Part of our work with local communities focuses on establishing livelihood and leadership opportunities specifically for women. Our women's groups in each community choose their own leadership, delegate responsibilities among themselves and function as a highly effective team to produce silkworm rearing equipment, process the silk, and sew the final products. In addition, every member of our women's groups is also a silk farmer and produces silk. Today, nearly 50% of our farmers are women.
Women working on the CPALI wild silk project have an opportunity to earn money in three ways: by weaving baskets from natural materials for silkworm breeders, by producing silk, and by processing and sewing the silk into a final product.
In order to rear wild silk sustainably, CPALI must rely on natural materials and innovative designs. Thanks to our skilled women's groups, we are producing a whole line of natural equipment including rearing baskets, chrysallide baskets and locally sewn rearing nets.
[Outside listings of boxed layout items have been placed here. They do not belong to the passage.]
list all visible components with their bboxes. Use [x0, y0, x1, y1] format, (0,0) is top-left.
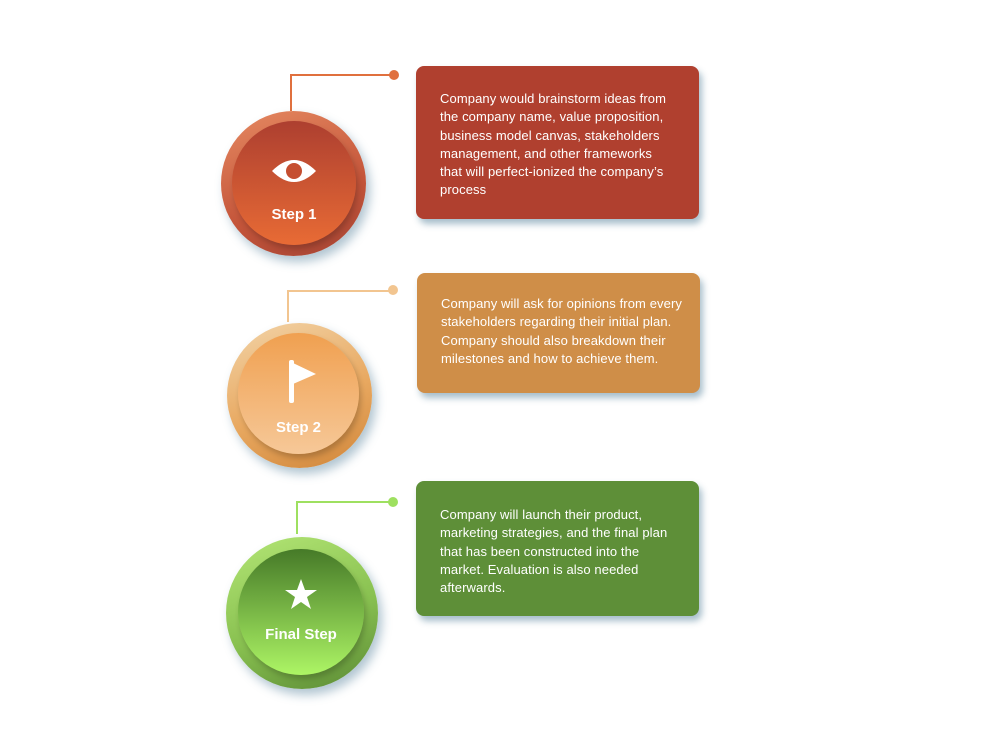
icon: star [285, 579, 317, 609]
label: Final Step: Final Step [265, 626, 337, 643]
box: step 2 text: milestones and how to achieve them. [441, 351, 658, 366]
box: step 1 text: the company name, value proposition, [440, 109, 663, 124]
box: step 1 text: management, and other frameworks [440, 146, 652, 161]
box: final step text: that has been constructed into the [440, 544, 639, 559]
label: Step 2: Step 2 [276, 419, 321, 436]
connector: step 1 [291, 70, 399, 111]
box: final step text: marketing strategies, and the final plan [440, 525, 667, 540]
label: Step 1: Step 1 [271, 206, 316, 223]
icon: flag [289, 360, 316, 403]
final step circle [226, 537, 378, 689]
connector: step 2 [288, 285, 398, 322]
box: step 2 text: Company will ask for opinions from every [441, 296, 682, 311]
box: step 1 text [416, 66, 699, 219]
box: final step text: Company will launch their product, [440, 507, 642, 522]
box: step 1 text: Company would brainstorm ideas from [440, 91, 666, 106]
step 2 circle [227, 323, 372, 468]
box: step 2 text: stakeholders regarding their initial plan. [441, 314, 671, 329]
connector: final step [297, 497, 398, 534]
box: step 2 text [417, 273, 700, 393]
box: step 1 text: business model canvas, stakeholders [440, 128, 660, 143]
box: final step text [416, 481, 699, 616]
box: step 1 text: process [440, 182, 486, 197]
box: step 1 text: that will perfect-ionized the company’s [440, 164, 663, 179]
icon: eye [272, 160, 316, 182]
box: step 2 text: Company should also breakdown their [441, 333, 666, 348]
step 1 circle [221, 111, 366, 256]
box: final step text: afterwards. [440, 580, 505, 595]
box: final step text: market. Evaluation is also needed [440, 562, 638, 577]
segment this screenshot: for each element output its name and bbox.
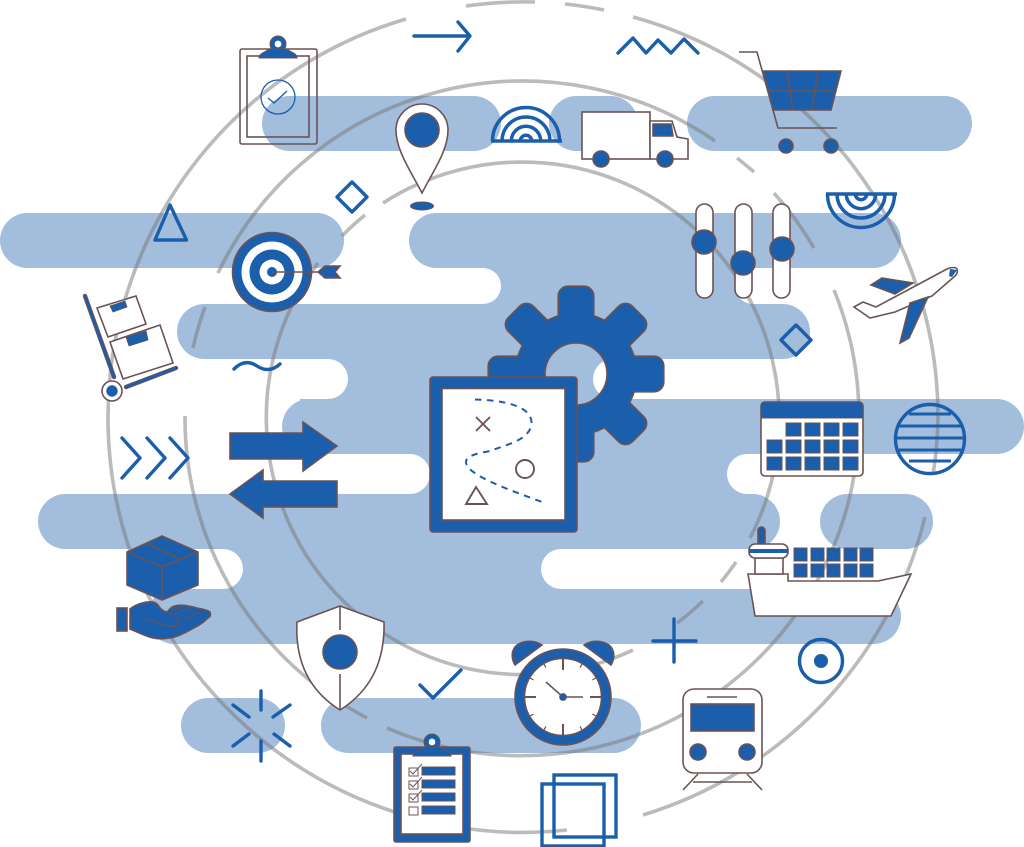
icon: sliders xyxy=(692,204,794,298)
icon: diamond left xyxy=(337,182,367,212)
icon: triple chevrons xyxy=(122,438,188,478)
icon: plus xyxy=(653,619,696,662)
icon: triangle outline xyxy=(155,205,186,240)
icon: calendar xyxy=(761,402,863,476)
icon: check mark xyxy=(420,670,461,698)
icon: delivery truck xyxy=(582,112,688,167)
icon: checklist clipboard xyxy=(394,734,470,842)
icon: airplane xyxy=(854,268,957,343)
background bands xyxy=(0,96,1024,753)
icon: overlapping squares xyxy=(542,775,616,846)
icon: tilde squiggle xyxy=(234,363,280,370)
icon: half rainbow right xyxy=(826,194,897,228)
icon: strategy map xyxy=(430,377,577,532)
icon: gear xyxy=(489,287,663,461)
icon: zigzag xyxy=(618,38,698,53)
icon: approved clipboard xyxy=(240,36,317,144)
icon: half rainbow top xyxy=(491,108,562,141)
icon: sparkle burst xyxy=(233,691,290,761)
icon: shopping cart xyxy=(739,52,841,153)
icon: striped globe xyxy=(896,404,964,474)
icon: location pin xyxy=(396,104,448,210)
icon: hand truck with boxes xyxy=(85,296,176,401)
icon: top arrow xyxy=(414,22,470,51)
icon: diamond right xyxy=(781,325,811,355)
icon: box in hand xyxy=(117,536,210,639)
concentric dashed rings xyxy=(108,2,938,832)
icon: alarm clock xyxy=(512,641,614,745)
icon: cargo ship xyxy=(748,527,911,616)
icon: train xyxy=(683,689,762,790)
icon: small bullseye xyxy=(800,640,842,682)
icon: target with arrow xyxy=(232,232,340,312)
icon: shield xyxy=(297,606,384,710)
icon: exchange arrows xyxy=(230,422,337,518)
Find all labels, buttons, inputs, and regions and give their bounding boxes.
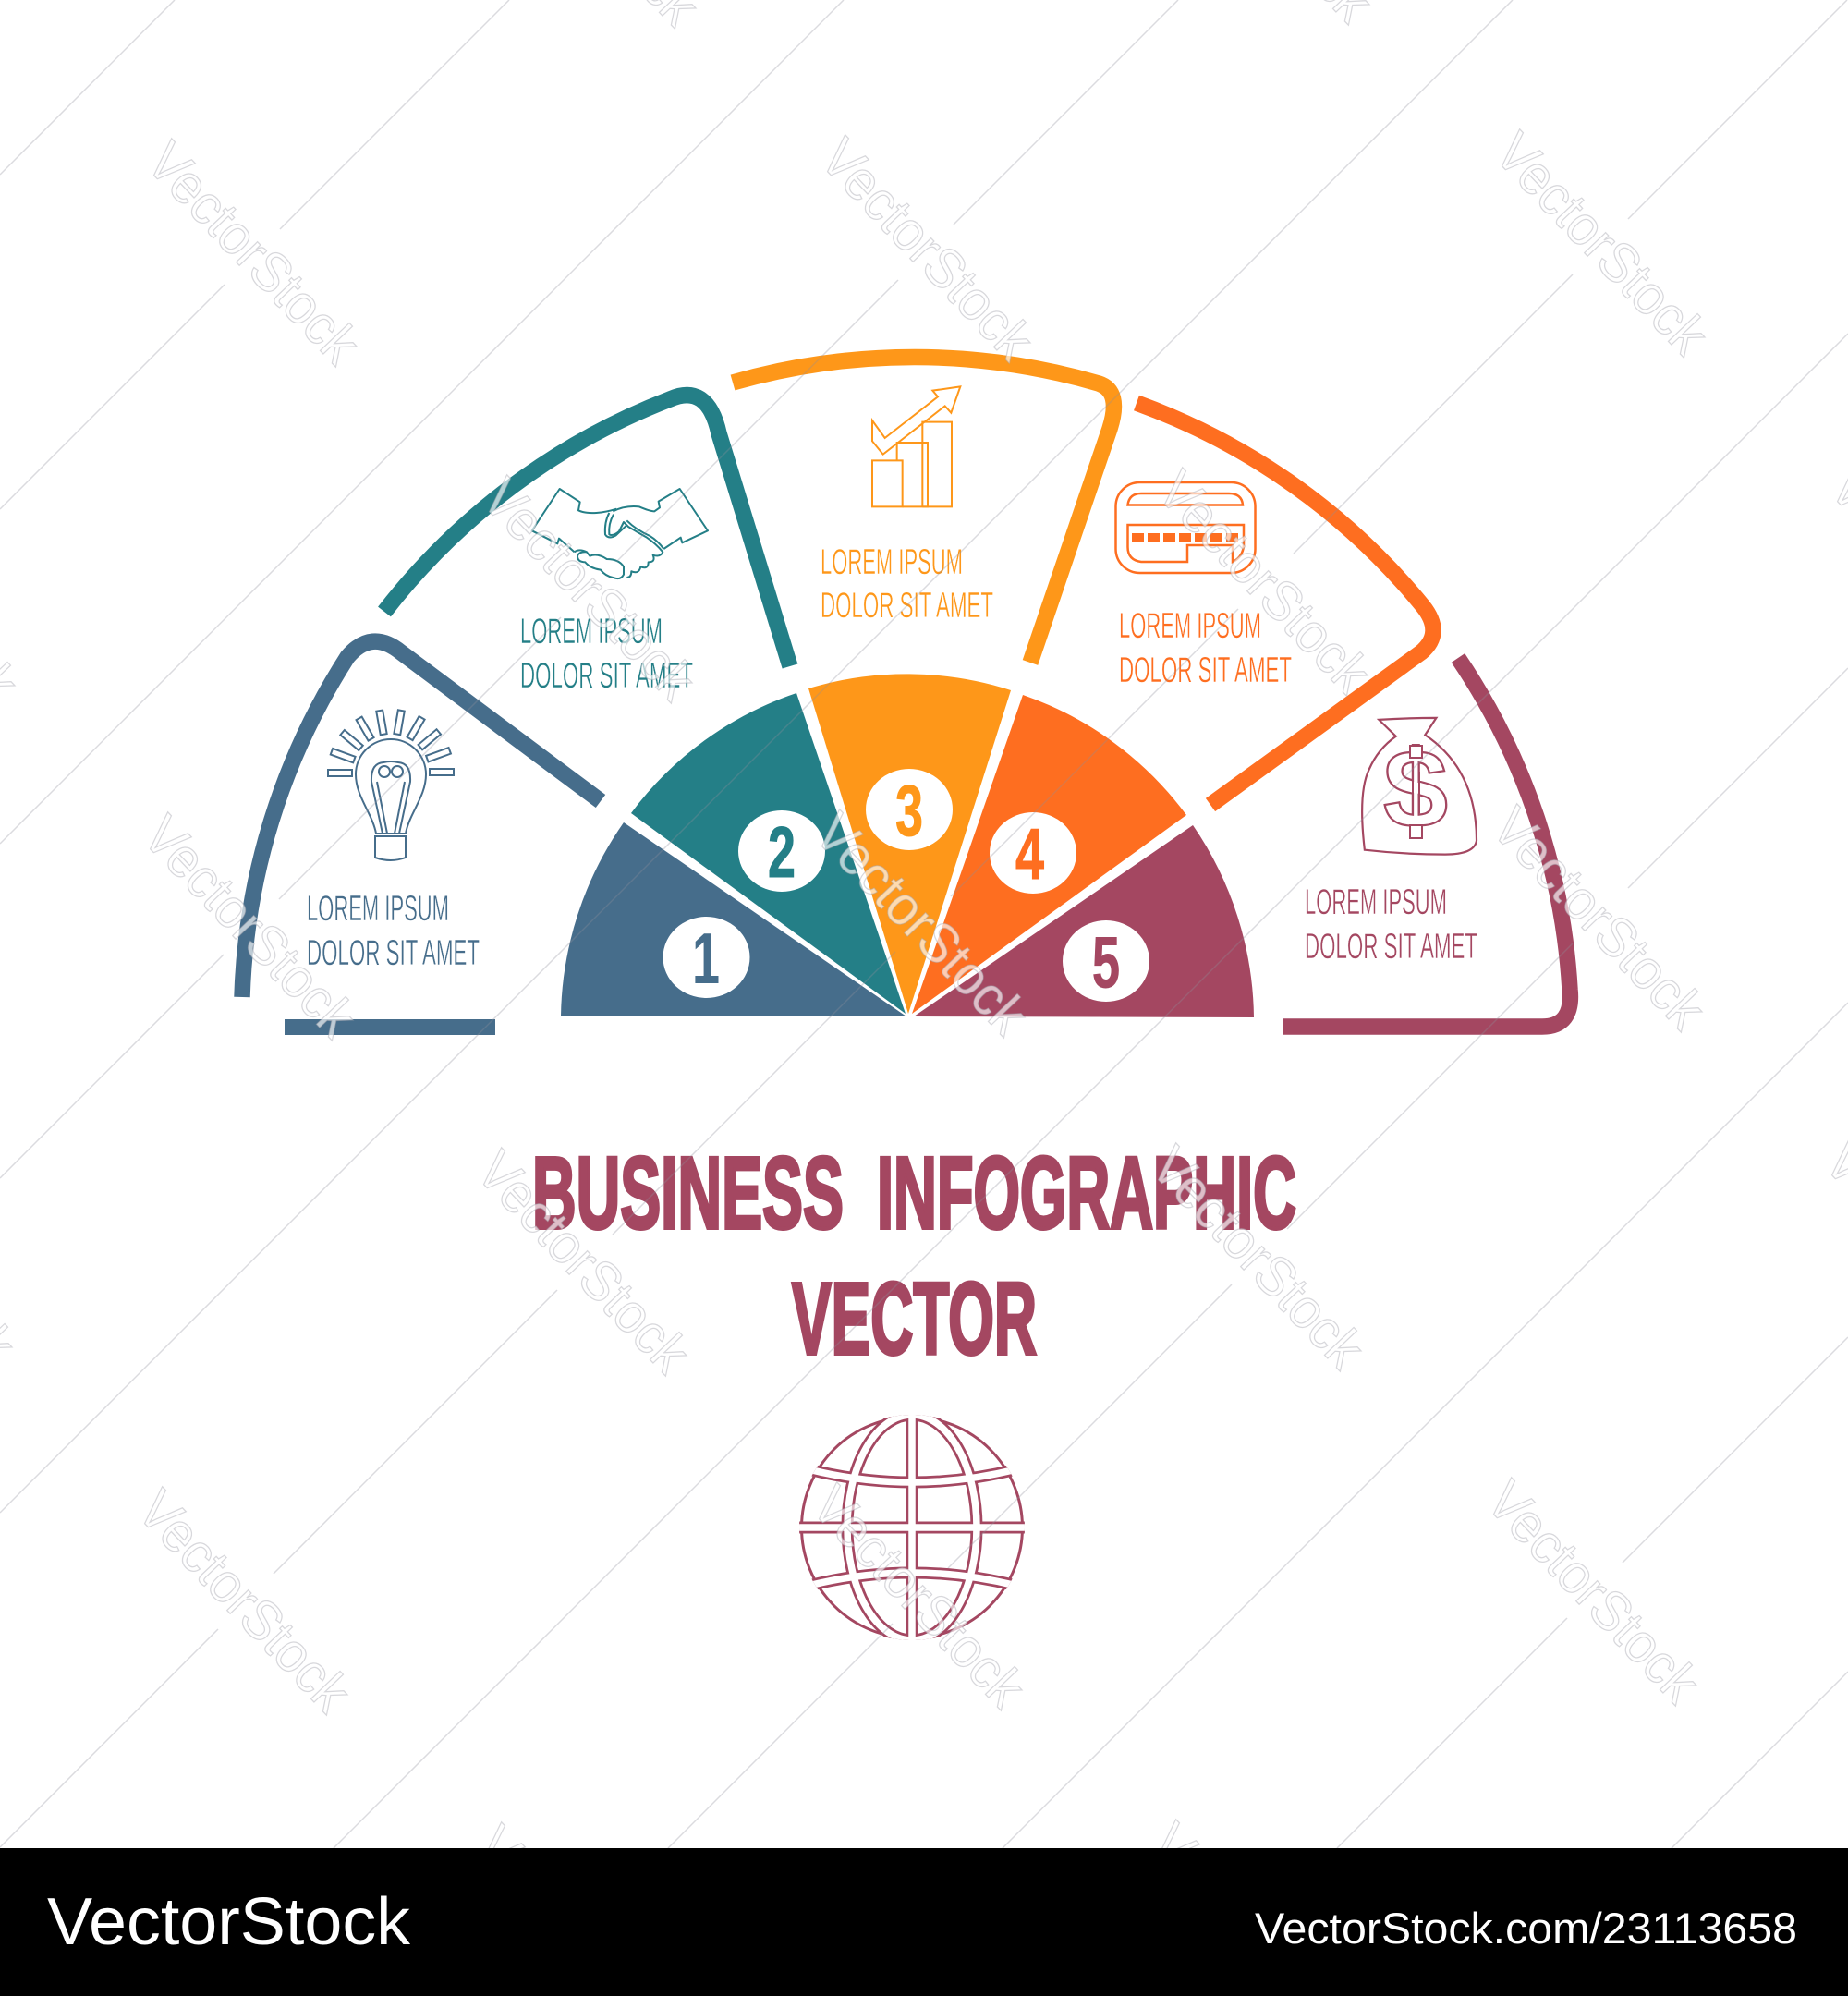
panel 1 base bar bbox=[285, 1019, 495, 1035]
badge 1 bbox=[663, 917, 750, 999]
watermark text: VectorStock bbox=[1146, 459, 1383, 705]
title: VECTOR bbox=[792, 1262, 1037, 1376]
icon: rising bar chart bbox=[872, 386, 960, 506]
panel 4: payment bbox=[1116, 403, 1433, 805]
wedge 3 bbox=[808, 674, 1011, 1014]
icon: globe bbox=[799, 1415, 1025, 1640]
panel 2: handshake bbox=[384, 396, 790, 696]
panel 4 outline bbox=[1137, 403, 1433, 805]
badge 3 bbox=[866, 769, 953, 851]
panel 4 text bbox=[1119, 606, 1292, 690]
watermark text: VectorStock bbox=[126, 1479, 363, 1724]
watermark text: VectorStock bbox=[470, 467, 708, 712]
panel 3: growth bbox=[733, 357, 1113, 663]
panel 2 outline bbox=[384, 396, 790, 666]
icon: handshake bbox=[532, 489, 708, 578]
badge 2 bbox=[738, 810, 825, 893]
panel 2 text: DOLOR SIT AMET bbox=[520, 656, 693, 696]
watermark text: VectorStock bbox=[1480, 796, 1718, 1041]
watermark text: VectorStock bbox=[800, 1474, 1038, 1720]
panel 2 text bbox=[520, 612, 693, 696]
wedge 4 bbox=[912, 695, 1186, 1014]
title: BUSINESS bbox=[532, 1137, 844, 1250]
panel 3 text: DOLOR SIT AMET bbox=[821, 586, 993, 626]
badge 4 bbox=[990, 812, 1076, 895]
badge 2: 2 bbox=[768, 811, 796, 893]
panel 5 text: DOLOR SIT AMET bbox=[1305, 927, 1477, 967]
panel 3 text: LOREM IPSUM bbox=[821, 542, 963, 582]
icon: money bag bbox=[1362, 718, 1477, 855]
badge 3: 3 bbox=[895, 770, 923, 851]
watermark text: VectorStock bbox=[1139, 1135, 1377, 1381]
panel 3 outline bbox=[733, 357, 1113, 663]
panel 1 text: DOLOR SIT AMET bbox=[307, 933, 480, 973]
watermark text: VectorStock bbox=[465, 1139, 702, 1385]
badge 5 bbox=[1063, 920, 1149, 1003]
watermark text: VectorStock bbox=[135, 130, 372, 376]
watermark text: VectorStock bbox=[131, 804, 369, 1050]
panel 3 text bbox=[821, 542, 993, 626]
title: INFOGRAPHIC bbox=[877, 1137, 1296, 1250]
badge 4: 4 bbox=[1015, 813, 1044, 895]
icon: credit card bbox=[1116, 482, 1255, 573]
wedge 2 bbox=[631, 693, 906, 1014]
badge 5: 5 bbox=[1092, 921, 1120, 1003]
panel 5: money bbox=[1283, 658, 1570, 1027]
footer band bbox=[0, 1848, 1848, 1996]
watermark text: VectorStock bbox=[803, 801, 1040, 1047]
panel 5 outline bbox=[1283, 658, 1570, 1027]
panel 5 text: LOREM IPSUM bbox=[1305, 882, 1447, 922]
watermark text: VectorStock bbox=[1483, 121, 1720, 367]
watermark text: VectorStock bbox=[1475, 1469, 1712, 1715]
title bbox=[532, 1137, 1296, 1376]
panel 1 text bbox=[307, 889, 480, 973]
semicircle fan chart bbox=[561, 674, 1254, 1017]
panel 2 text: LOREM IPSUM bbox=[520, 612, 663, 651]
wedge 1 bbox=[561, 822, 906, 1016]
panel 1: idea bbox=[242, 641, 601, 1035]
panel 4 text: DOLOR SIT AMET bbox=[1119, 651, 1292, 690]
panel 1 outline bbox=[242, 641, 601, 997]
wedge 5 bbox=[914, 825, 1254, 1017]
footer image id: VectorStock.com/23113658 bbox=[1255, 1904, 1797, 1953]
panel 5 text bbox=[1305, 882, 1477, 967]
watermark text: VectorStock bbox=[808, 127, 1046, 372]
panel 1 text: LOREM IPSUM bbox=[307, 889, 449, 929]
panel 4 text: LOREM IPSUM bbox=[1119, 606, 1261, 646]
badge 1: 1 bbox=[692, 918, 720, 999]
icon: money bag: $ bbox=[1383, 727, 1448, 851]
footer logo: VectorStock bbox=[47, 1885, 411, 1959]
icon: light bulb bbox=[328, 710, 454, 860]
Organizing Silkworm Baskets
The silkworm rearing equipment is used by each farmer on a loan-to-own basis. CPALI buys the equipment from the women's groups and supplies them to our new members. Then each farmer either works off their debt through silk production or returns the equipment to CPALI
Sewing the Textile
Our main product is a flat, non-spun textile that is sold by the meter. The CPALI women's groups sew the silk cocoons with machines available at our training site. This gives us an important opportunity for training, teamwork and bonding. Our newer product line also makes production possible at home.
When each batch of textile is finished, our women and the SEPALI staff proudly present their work before shipping it off to Ta'na'na Silk to be marketed around the world.